Personal information
- Full name: Leon Bott
- Born: 30 October 1986 (age 39) Canterbury, New South Wales, Australia
- Height: 180 cm (5 ft 11 in)
- Weight: 98 kg (15 st 6 lb)

Playing information

Rugby league
- Position: Wing, Centre
Club
| Years | Team | Pld | T | G | FG | P |
| 2005–06 | Brisbane Broncos | 26 | 22 | 0 | 0 | 56 |
| 2006 | Cronulla Sharks | 1 | 0 | 0 | 0 | 0 |
|  | Total | 27 | 22 | 0 | 0 | 56 |

Rugby union
Club
| Years | Team | Pld | T | G | FG | P |
| 2009–2011 | Manly RUFC | 36 | 40 | 0 | 0 | 50 |
- Source: As of 20 Sep 2022

= Leon Bott =

Australian rugby league & union footballer

Leon Bott (born 19 October 1981 in Canterbury, New South Wales) is an Australian former professional rugby league and union footballer.

==Early years==
Bott attended Lurnea Public School, Lurnea High School, Moorebank High School and Westfield Sports High School, making the Australian Schoolboys rugby union team in 1998 and 1999.

==Career==

===Brisbane Broncos===
Bott made his debut in the National Rugby League in the 2005 season playing for the Brisbane Broncos, the club he followed as a boy. He signed with the Brisbane Broncos for a reported A$20,000 a year and reportedly turned down a contract from the Sydney Roosters worth around A$350,000 a year. It proved to be worthwhile for Bott who played in 24 games and scored 13 tries for the Broncos including a hat-trick against the St George Dragons in Round 6. At the end of the 2005 season Leon Bott won the Brisbane Broncos 2005 Rookie of the Year Award. He was also nominated for the Dally M Rookie of the Year the same year but missed out to Parramatta Eels half-back Tim Smith.

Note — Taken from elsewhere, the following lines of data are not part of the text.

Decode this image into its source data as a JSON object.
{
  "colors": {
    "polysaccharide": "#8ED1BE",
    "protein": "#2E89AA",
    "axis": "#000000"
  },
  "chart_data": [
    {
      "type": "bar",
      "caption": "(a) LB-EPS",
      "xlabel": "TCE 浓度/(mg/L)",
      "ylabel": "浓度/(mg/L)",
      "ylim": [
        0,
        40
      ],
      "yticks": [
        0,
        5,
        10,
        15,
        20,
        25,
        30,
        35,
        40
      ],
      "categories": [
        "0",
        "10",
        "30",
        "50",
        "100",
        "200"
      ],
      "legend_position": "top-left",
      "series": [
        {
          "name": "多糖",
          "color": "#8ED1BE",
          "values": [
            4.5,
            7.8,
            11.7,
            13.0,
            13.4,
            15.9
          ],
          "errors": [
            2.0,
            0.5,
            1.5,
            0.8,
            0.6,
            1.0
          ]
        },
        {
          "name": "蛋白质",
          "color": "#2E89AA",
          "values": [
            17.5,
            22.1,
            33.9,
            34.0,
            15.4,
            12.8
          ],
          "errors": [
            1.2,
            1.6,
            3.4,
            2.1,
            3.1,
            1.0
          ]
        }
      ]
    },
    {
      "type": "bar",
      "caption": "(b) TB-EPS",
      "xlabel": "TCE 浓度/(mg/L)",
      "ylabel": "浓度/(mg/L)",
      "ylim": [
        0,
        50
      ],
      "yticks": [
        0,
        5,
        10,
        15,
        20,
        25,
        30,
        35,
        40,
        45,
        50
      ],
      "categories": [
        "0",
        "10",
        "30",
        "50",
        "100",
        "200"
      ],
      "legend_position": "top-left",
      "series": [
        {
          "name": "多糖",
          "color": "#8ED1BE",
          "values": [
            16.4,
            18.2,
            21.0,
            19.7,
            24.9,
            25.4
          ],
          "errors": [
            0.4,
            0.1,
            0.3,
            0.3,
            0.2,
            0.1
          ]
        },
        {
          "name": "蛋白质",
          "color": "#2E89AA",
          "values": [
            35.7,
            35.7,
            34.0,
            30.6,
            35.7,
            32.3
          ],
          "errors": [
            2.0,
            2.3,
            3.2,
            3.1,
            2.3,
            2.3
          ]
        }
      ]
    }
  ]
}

The 2006 season would not be as bright for Bott as his rookie season proved to be as he injured his shoulder and struggled to hold down a wing slot at the Broncos due to eventual Brisbane Broncos 2006 Rookie of the Year award winner Darius Boyd playing very strongly. After such a strong rookie season in 2005 in the NRL he only played once for the Broncos in 2006 and became frustrated being stuck playing with the Broncos feeder club side Toowoomba Clydesdales in the Queensland Cup and eventually asked for a release from the Broncos and signed mid-season with the Cronulla Sharks.

===Cronulla-Sutherland Sharks===
Again Bott never had a concrete role in the first grade squad at Cronulla and after only one appearance in the NRL in the 2006 season he again asked for a release at the end of the year.

===Canterbury-Bankstown===
Bott joined Canterbury during the 2007 pre-season on a train-and-trial basis but medical staff discovered his shoulder was not stable and he required reconstructive surgery. After going through extensive rehabilitation and one-on-one fitness sessions with Canterbury trainers, he was signed with Canterbury until the end of the 2008 season.

== Rugby Union ==
Bott switched back to rugby union, the code he grew up playing at school, to play for Manly RUFC in the 2009 Shute Shield season. In August 2009, Bott made headlines after inflicting a dangerous tackle on Randwick's David Dillon. After a ball was kicked high in the air, Bott flattened Dillon without the ball which resulted in Dillon being taken to hospital with a ruptured spleen. Despite protests from Randwick, Bott was allowed to remain on the field.

Bott played season 2010 for Penrith Emus in the Shute Shield.